In the mid-1980s, Runnion began writing from a more global perspective. He took part in the conferences between New England and Soviet journalists, which had begun at the height of the Cold War in 1982.
When he returned from the 1988 meeting in the Soviet Union, he wrote extensively for the Reformer about what was happening there. His writing showcased his talents for capturing the absurdities of daily life. He later said his experiences altered his newspaper's presentation of news from the Soviet Union.
He was pleased, he said, that he could give his readers a kind of personal contact with that country.
From 1960 to 1965, Runnion was in the Washington, D.C., bureau of United Press International. In 1990, he retired as editor of the Reformer and attended Virginia Theological Seminary in Alexandria, where he received a master's degree in 1993.

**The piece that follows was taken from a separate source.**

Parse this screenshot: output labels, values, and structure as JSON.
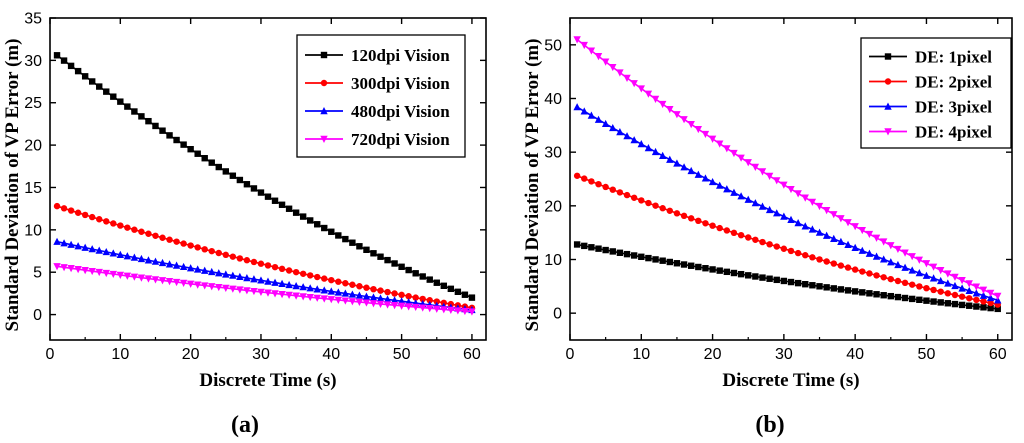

He then worked as a seminarian assistant at St. Luke's Episcopal Church in Washington, one of the two oldest all-black Episcopal churches in the city.
He now was living and working in the inner city.
It was from this perspective that Runnion began scrutinizing the national media.
"I told a reporter friend of mine that a lot of people I know in Washington hadn't visited the worlds where I live," he said:
"That's the Washington press corps. Its obsession is with Whitewater, not the black inner city; its obsession is with the killing fields of Bosnia, not the killing fields of inner city Washington where I lived.
"It [the media] tunes in Cokie Roberts and Sam Donaldson and Rush Limbaugh and all the talking heads, and it substitutes the babble of these talking heads, of these neo-journalists, for rational discourse," he said.
What's the solution? Runnion says it is time to reexamine the First Amendment.
"I don't think the First Amendment is a protective umbrella for the kind of sin journalism we are seeing in our culture today. I don't think picturing violence for the sake of money is what Thomas Jefferson and Alexander Hamilton had in mind," he said.
And that is the gospel according to the Rev. Norman Runnion, former newspaper editor.